By Wyndham Hacket Pain
Originally released in 1992 and winner of that year’s Best Foreign Film Academy Award, it has been nearly 25 years since Indochine was in cinemas. The new DVD re-release and restoration couldn’t in many ways be more timely with an entire generation, including myself, missing the release first time round. This feels like an opportunity to revaluate a film that seems to sit in an in-between state, as it has neither garnered recent acclaim nor classic status.
Set predominantly in 1930s Vietnam, Indochine centres around Eliane (Catherine Deneuve), a rubber plantation owner and her daughter Camille, an Annamite princess, she adopts following the death of her parents. As the years go by both Eliane and Camille in turn fall in love with a young French naval officer named Jean-Baptiste (Vincent Perez). Camille eventually ends up running away in search of Jean-Baptiste, and the peaceful and content world in which she and Eliane had lived seems to be falling apart. The treacherous journeys each character takes are matched by Vietnam itself, as the country sees both the rise of communist parties and the break away from colonial rule.

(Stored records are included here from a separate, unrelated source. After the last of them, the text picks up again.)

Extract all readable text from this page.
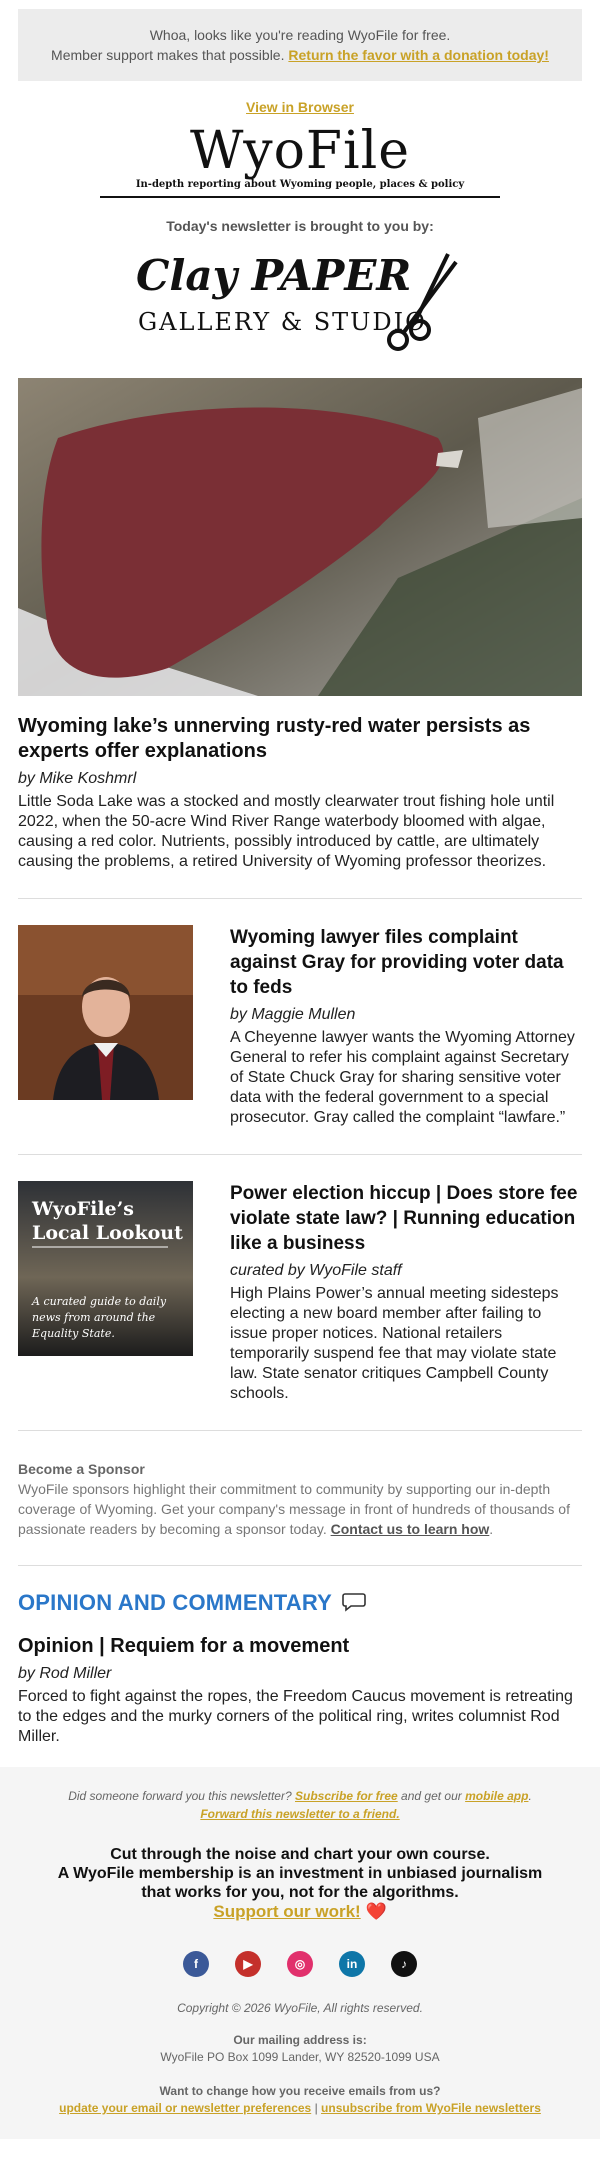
Whoa, looks like you're reading WyoFile for free.
Member support makes that possible. Return the favor with a donation today!
View in Browser
WyoFile
In-depth reporting about Wyoming people, places & policy
Today's newsletter is brought to you by:
Clay PAPER
GALLERY & STUDIO
Wyoming lake’s unnerving rusty-red water persists as experts offer explanations
by Mike Koshmrl
Little Soda Lake was a stocked and mostly clearwater trout fishing hole until 2022, when the 50-acre Wind River Range waterbody bloomed with algae, causing a red color. Nutrients, possibly introduced by cattle, are ultimately causing the problems, a retired University of Wyoming professor theorizes.
Wyoming lawyer files complaint against Gray for providing voter data to feds
by Maggie Mullen
A Cheyenne lawyer wants the Wyoming Attorney General to refer his complaint against Secretary of State Chuck Gray for sharing sensitive voter data with the federal government to a special prosecutor. Gray called the complaint “lawfare.”
WyoFile’s
Local Lookout
A curated guide to daily
news from around the
Equality State.
Power election hiccup | Does store fee violate state law? | Running education like a business
curated by WyoFile staff
High Plains Power’s annual meeting sidesteps electing a new board member after failing to issue proper notices. National retailers temporarily suspend fee that may violate state law. State senator critiques Campbell County schools.
Become a Sponsor
WyoFile sponsors highlight their commitment to community by supporting our in-depth coverage of Wyoming. Get your company's message in front of hundreds of thousands of passionate readers by becoming a sponsor today. Contact us to learn how.
OPINION AND COMMENTARY
Opinion | Requiem for a movement
by Rod Miller
Forced to fight against the ropes, the Freedom Caucus movement is retreating to the edges and the murky corners of the political ring, writes columnist Rod Miller.
Did someone forward you this newsletter? Subscribe for free and get our mobile app.
Forward this newsletter to a friend.
Cut through the noise and chart your own course.
A WyoFile membership is an investment in unbiased journalism
that works for you, not for the algorithms.
Support our work! ❤️
f	▶	◎	in	♪
Copyright © 2026 WyoFile, All rights reserved.
Our mailing address is:
WyoFile PO Box 1099 Lander, WY 82520-1099 USA
Want to change how you receive emails from us?
update your email or newsletter preferences | unsubscribe from WyoFile newsletters
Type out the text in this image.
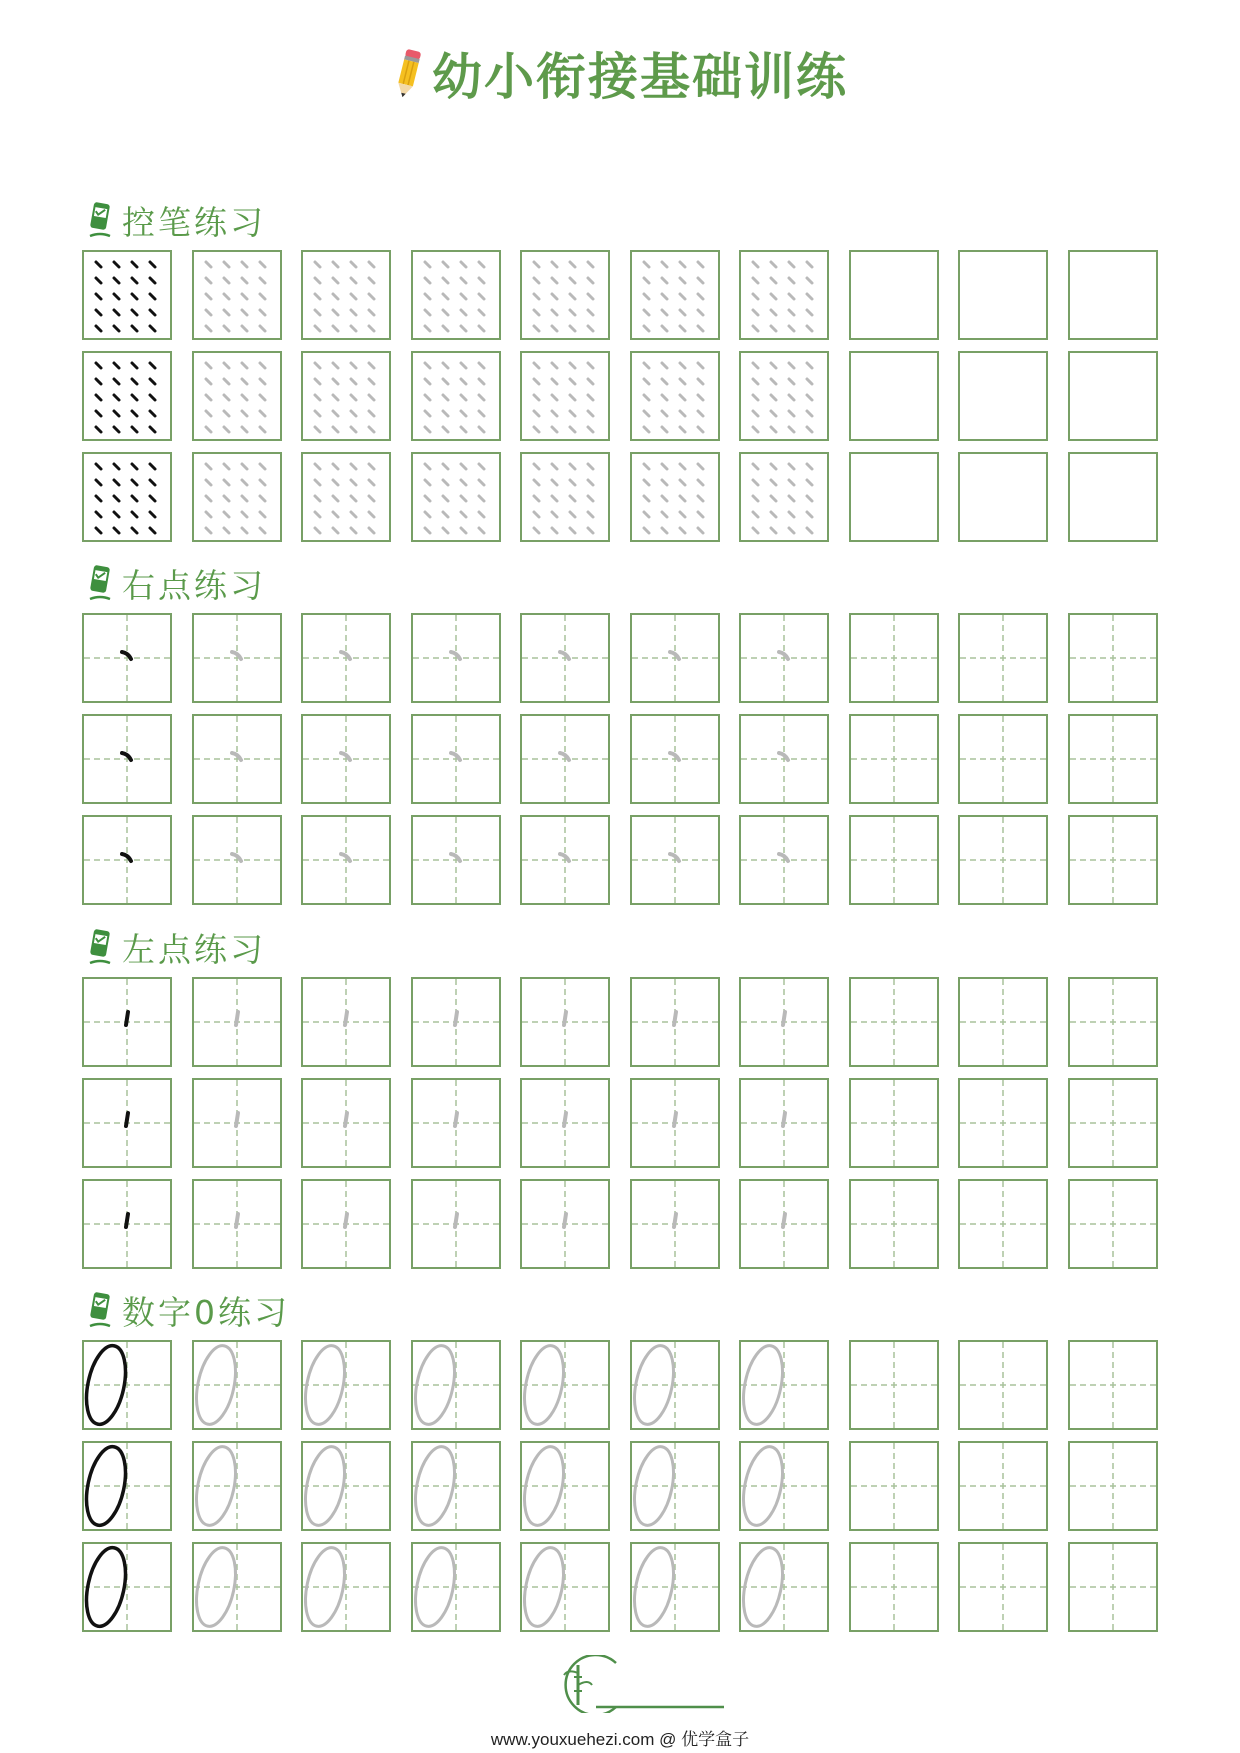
幼小衔接基础训练
控笔练习
右点练习
左点练习
数字0练习
www.youxuehezi.com @ 优学盒子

The film manages to remain entertaining throughout its 2 and a half hour run time, but fails to justify its excessive length, with a number of false climaxes within its final third. There is definitely an attempt to match the grandeur of period epics like Gone With the Wind and The Last Emperor, but the film instead is most effective in its more intimate moments, notably between Eliane and Camille, behind the beautiful scenery and swooping shots. The cinematography is warm and evocative, and despite a dated feel is able to give a sense of early to mid-20th century Vietnam.
Period dramas can often tell more about the times that they were made in than the times they are set in, and Indochine fits this rule. Made three years after the Berlin Wall came down, the film is interested in the changing nature of political regimes and how in time they inevitably appear transient. For director Régis Wargnier the transition to Vietnamese nationhood is not just filled with conflict and generational shift, but is also emotionally painful and accompanied with a real sense of loss.
The standpoint Régis Wargnier takes still holds a certain degree of validity and hasn’t aged as badly as I feared before viewing. Yet since its original release, filmmakers like fellow French director Claire Denis have been able to look at colonialism and its legacy with greater complexity and critical understanding, leaving Indochine feeling safe where it once may have felt bold.
The DVD extras are a welcome addition and do add to the viewing experience. A historical context to the events of the film was the most useful extra to me, giving details to a period that I’d only briefly covered at GCSE. The interviews from the director and cast, like the DVD extras in general, are of interest but are far from essential viewing and will not dramatically alter your opinions on the film.
If I was to recommend a colonial drama I’d probably go elsewhere, but if you are searching for something to do on an empty Sunday afternoon Indochine is a pleasant and at times charming film that will fill a spare couple of hours. Within the meandering plot there are genuinely touching moments that even 25 years on are still worth a watch.
Indochine is available on DVD and Blu-ray on January 2nd.